After a while, in a tone of voice that was neutral rather than sympathetic, Asa began to speak. “While Mother still had her eyesight, she used to like to tidy up the clutter in her life from time to time,” she said. “And whenever she embarked on that task, I would watch while she attacked our father’s archived correspondence with a vengeance. It seemed to be a matter of particular concern to her, and I would think, At this rate it won’t be long until all the letters have been destroyed and there’s nothing left but the envelopes …”

“Well, I suppose it was inevitable that Mother’s bouts of intensive housekeeping would have a few casualties,” I said, trying to sound nonchalant. “I’ve been thinking a lot about it, and honestly, I really don’t feel as though I can complain about the choices she made. I mean, by rights all those things belonged to her, and we knew that she’d gotten appraisals from antiques dealers and used-book stores and had learned they had no value to speak of. It’s just that for the longest time I’ve been wanting to check out the contents of the trunk, and it’s become a bit of an obsession, to tell the truth. I was hoping against hope that if I could examine Father’s correspondence, journals, and so on (assuming such things even existed), those materials might provide some concrete evidence about the things I’ve been speculating about for decades — and might even resolve the lingering questions and ambiguities, once and for all.”

“Really, though,” Asa said, “doesn’t it seem likely that Mother knew you wouldn’t be able to write the book without some kind of spark to jump-start your imagination? At the end, after she had thrown away the letters, maybe the only reason she kept some of the envelopes was because the senders’ names rang a nostalgic bell for her.”

“From what I’ve seen, you’re right; this batch of papers doesn’t contain a single document that could be used to jump-start my imagination, as you put it,” I said. “I’ve already accepted that, reluctantly, and I’m even finding it rather odd that I still haven’t managed to give up daydreaming about Father after all these years. I’ve indulged in conjecture about what might have been going on while Father was alive, up through the events I chronicled in my partial draft of the drowning novel. (The truth is, there have been times when I’ve wondered whether what happened in the middle of that stormy night might just be a figment of my imagination.) As you know, I put some of the wilder scenarios into The Day He Himself Shall Wipe My Tears Away. I think for Mother, choosing to burn the letters was her way of smashing my wishful imaginings to bits, as if she were saying, See? Your ridiculous theories about your father being a hero really don’t have a leg to stand on. And now I’ve finally been forced to give up for the simple reason that I don’t have a single clue or scrap of evidence to support my position. If this had been a court case, it would have been a decisive victory for our mother.”
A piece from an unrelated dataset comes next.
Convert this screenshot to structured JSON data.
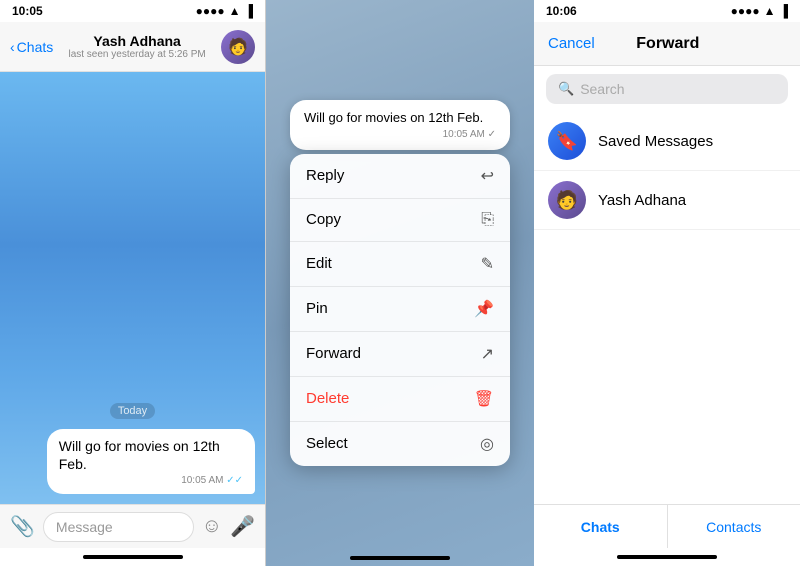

“Well,” Asa said, “from my point of view the strange thing is that it’s taken you so long to reach this realization. Better late than never, I suppose. The fact is, I’ve completely ignored the red leather trunk during the ten years since Mother’s death because I was dreading the Pandora’s box effect opening the trunk might have on you, and I didn’t want to do anything to cause you pain. However, while Mother was still alive I did have a few chances to read bits and pieces of the papers stored in the trunk. There were times when she would suddenly open the trunk and fish something out, as if she were possessed by some ancient memory, and I was always standing nearby, peeking over her shoulder. That’s how I knew she had started burning the papers to ashes on an old compost heap behind the house. She never told me what she was tossing into the flames, or why, but if I showed the slightest concern she would say something like ‘Oh, this is just some rubbish I don’t need to hang on to anymore.’ I thought it was perfectly reasonable that Mother would continue those periodic purges as she embarked on the second half of her very long life. And it was clear those weren’t spur-of-the-moment decisions by any means; she was obviously determined to tidy up the past, a few chapters at a time.